Wednesday, June 16, 2010

stitch: waiting

i bought one of kaye turner's lovely pieces a couple of weeks ago and it arrived early last week, but with the dreary weather, i never felt the light was right for properly photographing it. it's a piece that kaye made last winter and she called it waiting. and at the point where she was making it, i was also waiting. waiting for my new job to begin, waiting to see what kind of a farm we would find, waiting for our house to sell (still waiting for that, tho' there is a glimmer of hope at the moment)....waiting and waiting and waiting. and so when i saw the piece on her big cartel site, i snatched it up. i'd been wanting one of her pieces and this one just felt like the perfect one for me.


i've been fascinated by the so-called slow cloth movement and i wrote last winter a few times about the slow cloth facebook group, which i felt both strangely compelled and repelled by - because it seemed like it was an awfully hard group to break into and be welcomed. especially if you, like me, are rather into contemporary fabrics and have a great deal of affection for your sewing machine. you'll be glad to know i've largely stopped checking out what's going on in the group gotten a life and moved on. but i'm grateful to the group because i think it's how i met kaye (who is really named karen). i've been reading her blog and she mine and she's a flickr contact as well. and i love the insight that gives into her process and her art.
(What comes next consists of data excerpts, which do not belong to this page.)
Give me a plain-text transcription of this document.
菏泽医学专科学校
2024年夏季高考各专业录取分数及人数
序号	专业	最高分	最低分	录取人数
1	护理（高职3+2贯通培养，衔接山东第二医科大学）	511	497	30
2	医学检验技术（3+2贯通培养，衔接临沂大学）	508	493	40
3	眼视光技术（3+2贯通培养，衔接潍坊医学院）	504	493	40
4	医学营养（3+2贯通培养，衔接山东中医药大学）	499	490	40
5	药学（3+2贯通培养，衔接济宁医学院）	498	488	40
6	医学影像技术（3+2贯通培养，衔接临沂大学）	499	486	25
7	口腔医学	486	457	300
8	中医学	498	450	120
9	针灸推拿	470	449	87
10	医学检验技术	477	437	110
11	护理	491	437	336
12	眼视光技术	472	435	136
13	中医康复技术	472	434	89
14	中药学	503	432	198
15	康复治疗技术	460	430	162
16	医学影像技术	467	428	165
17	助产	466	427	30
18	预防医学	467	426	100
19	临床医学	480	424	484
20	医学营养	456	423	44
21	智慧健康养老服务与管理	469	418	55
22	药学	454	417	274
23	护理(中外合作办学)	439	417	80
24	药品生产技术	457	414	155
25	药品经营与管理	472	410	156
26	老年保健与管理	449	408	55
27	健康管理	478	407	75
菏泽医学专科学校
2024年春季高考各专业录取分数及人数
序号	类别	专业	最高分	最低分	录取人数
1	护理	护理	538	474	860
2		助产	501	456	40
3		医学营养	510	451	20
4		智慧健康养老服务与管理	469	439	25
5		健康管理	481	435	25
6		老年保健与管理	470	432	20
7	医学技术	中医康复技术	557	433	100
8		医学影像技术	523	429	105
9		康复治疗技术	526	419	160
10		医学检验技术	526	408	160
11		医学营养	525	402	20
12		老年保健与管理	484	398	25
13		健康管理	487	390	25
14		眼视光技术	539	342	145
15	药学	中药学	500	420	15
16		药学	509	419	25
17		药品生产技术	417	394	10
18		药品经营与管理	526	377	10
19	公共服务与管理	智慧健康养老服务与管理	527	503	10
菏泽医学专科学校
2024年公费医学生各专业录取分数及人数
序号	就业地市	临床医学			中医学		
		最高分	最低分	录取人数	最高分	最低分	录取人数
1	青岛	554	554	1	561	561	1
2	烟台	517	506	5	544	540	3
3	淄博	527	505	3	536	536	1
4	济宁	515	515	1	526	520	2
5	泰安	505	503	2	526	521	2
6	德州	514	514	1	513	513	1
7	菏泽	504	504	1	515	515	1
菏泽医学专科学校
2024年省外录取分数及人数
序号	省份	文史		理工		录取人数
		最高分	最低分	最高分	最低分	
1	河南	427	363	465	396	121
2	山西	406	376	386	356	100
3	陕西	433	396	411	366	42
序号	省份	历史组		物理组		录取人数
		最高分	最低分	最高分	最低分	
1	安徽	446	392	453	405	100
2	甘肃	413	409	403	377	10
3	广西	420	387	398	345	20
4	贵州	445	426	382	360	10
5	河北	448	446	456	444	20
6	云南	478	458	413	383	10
i'm showing you bits and pieces of the piece because the detail is what drew me to it. there's a house. there's a compelling and rather map-like symbol that may have eyes on it and a nordic sun symbol. the tones are muted and fit that march period in which it was made. there are some vibrant orange and burgundy threads in it, adding splashes of color, but for the most part, it's quite neutral in tone.


earlier this year, i bought a beautiful stitched piece by jude hill, who may be the very soul of the slow cloth movement. that little cloth, with its flying trees, is magical. but karen's piece is magical in another way. while i feel privileged to own one of jude's works, this piece by karen feels more like it was meant to be mine. like it was made for me and has now found its way home to me. karen is also waiting to sell her house and move, so in a way, we had parallel story lines at the time it was made.



the piece holds up well to scrutiny and the more i look at it, the more meaning and symbolism i see in it that i feel applies so much to me and my life. the little colorful bed of X-es makes me think of the garden we've begun here at the new house. and my eye is drawn back again and again to the map-like circle, with its different landscapes and that peninsula in the center. i love the luminous little stretch of brilliant red.


when you pull back from the map-like circle, it resembles a head as it has a neck and "body" below - and the shape of that body reminds me of the driftwood people that husband and i have made. it seems to be peeking in from the side in a way, as if popping in from the future to reassure that what's ahead is colorful, since that side of the piece has the most color. the nordic sun symbol within a square is something my father-in-law would have appreciated, so it makes me think of him. there's just so much here. and i'm sure it all meant something else to karen, but it's just so dense with meaning for me. i just can't escape the feeling that it was meant to be mine. there are details that i don't know yet what they mean, but i feel certain it will become clear to me as time goes on.


i'm getting quite a few stitched pieces now - sophie callaghan's beautiful petra doll (thanks spud!), my beautiful stitched pillow from elizabeth. my own breakthrough eye pillow that resides on our bed. i'm not sure yet how i want to display karen's piece. with the house half falling down, i think a proper place for it will have to wait, which is probably just fine in light of its name...waiting.

7 comments:

Anonymous said...

Thank you - for such insightful words, and for your excellent photographs. I'm so glad this piece found its way home.

Polly said...

this really is a great collage, great choice, I don't quite understand why the title is waiting but I that house is great, it reminds me of Munch's Scream...

Elizabeth said...

Find the symbol on the first picture most intriguing. Think I am gonna search for it on Karen's blog to see what it means to her.

Have a lovely SUNNY day!!!!

Elaine said...

I'm the creator of the Facebook group, and the creator of the slow cloth manifesto/movement. I'd love to know why you think it's "hard to break into." And for the record, I too love my sewing machine and contemporary fabrics - slow cloth is not handstitching - that's just one of the major misconceptions that a few bloggers have sown. See my blog for more on that. Would love a conversation.

Joanna Jenkins said...

What beautiful detail. I'm not that familiar with the slow cloth movement but I'm liking it very much after seeing your post and will look into it.

I'll e watching to see where this lands in your new home.

Cheers,
jj

Unknown said...

Beautiful!
I am now following you! You can follow me @

http://mymodernguide.blogspot.com/

Beki :-)

Char said...

beautiful beautiful pieces for sure.